Обращение к научной фантастике учёных всегда оправданно: в конце концов их открытия и выдвинутые ими гипотезы – горючее НФ, даже и теперь, когда уэллсов «Первые люди на Луне» из факта литературы превратился в факт действительности. Под эту рубрику подходит множество книг, написанных выдающимся астрономом сэром Фредом Хойлом, в особенности «Чёрное облако» и «Первого октября будет уже слишком поздно»; но он склонен расцвечивать основной замысел чрезмерным обилием научных фактов, так что постоянно чувствуешь себя учеником.

Некоторые виды научной фантастики получили название «космической оперы», но это не столь уж не заслуживающее внимания определение: не стоит презирать использование космоса просто в качестве места приключений. Среди лучших представителей развлекательного жанра я бы выделил Дика Морланда и Брайана Стэйблфорда. Небольшая книга Морланда «Сердце-часы» – это захватывающая история о том, как слишком покорные избиратели соглашаются на «тихое» уничтожение в возрасте, который сочтёт подходящим правительство. Стэйблфорд сочинил увлекательную серию историй, повествующих о приключениях космического корабля под названием «Хохлатый лебедь».

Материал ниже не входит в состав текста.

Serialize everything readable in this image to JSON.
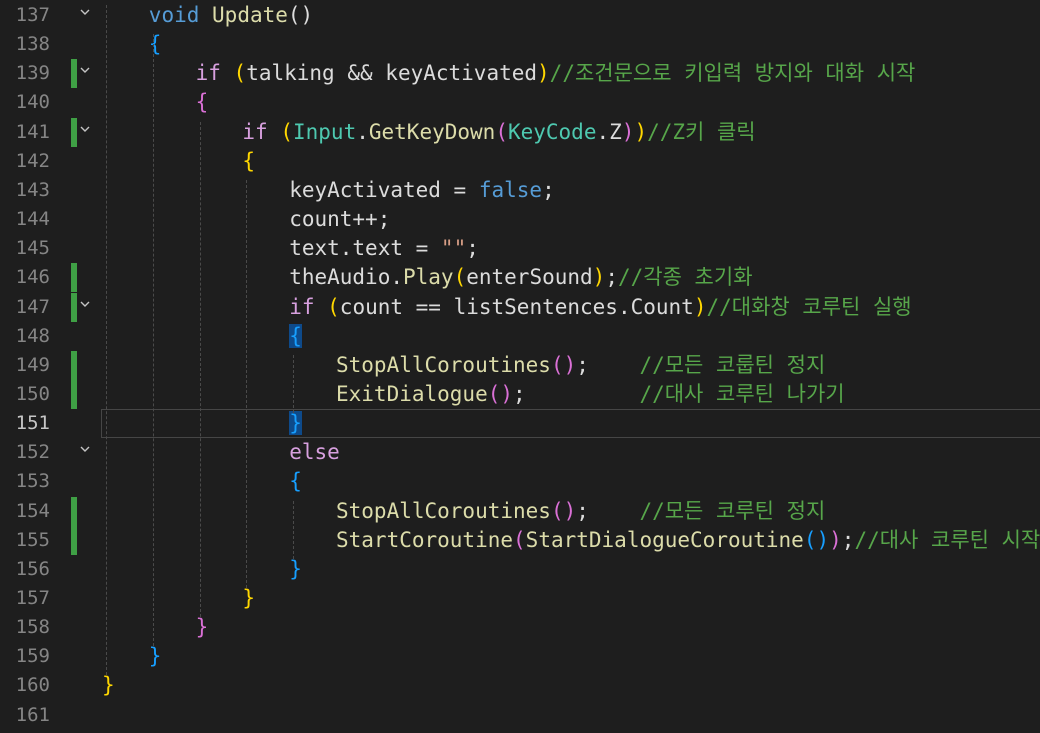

Поскольку множество фактов научной фантастики перешло в разряд фактов научных, многих писателей всё больше привлекает внутренний космос – они понимают, что сама душа человека – огромная неисследованная вселенная. Для Майкла Дж. Кони обращение к другим мирам неизменно служит средством постижения того, как мы живём. Недавно вышедшая его книга «Здравствуй, лето – и прощай» – прекрасно написанная притча, где история человеческого существа совершенно иного вида, вынужденного приспосабливаться к существованию в условиях вечного холода, используется в качестве комментария типов нашего поведения.

Английская литература была неизменно тесно связана с такой захватывающей по своему характеру беллетристикой. Английский романист XIX века Г. Райдер Хаггард писал: «По ночам я часто сижу в одиночестве, вглядываясь внутренним взором в тьму нерождённого времени и размышляя над тем, в каком виде и форме выльется в конце концов великая драма». Именно это ощущение чуда, о котором я говорил выше, и притягивает наших писателей. Они могут биться над ним, подвергать его пристальному обследованию, пытаясь выяснить, как и почему оно срабатывает, но они постоянно сознают его значение, сознают то, что его нужно питать и выхаживать. Этим как раз и занимается научная фантастика.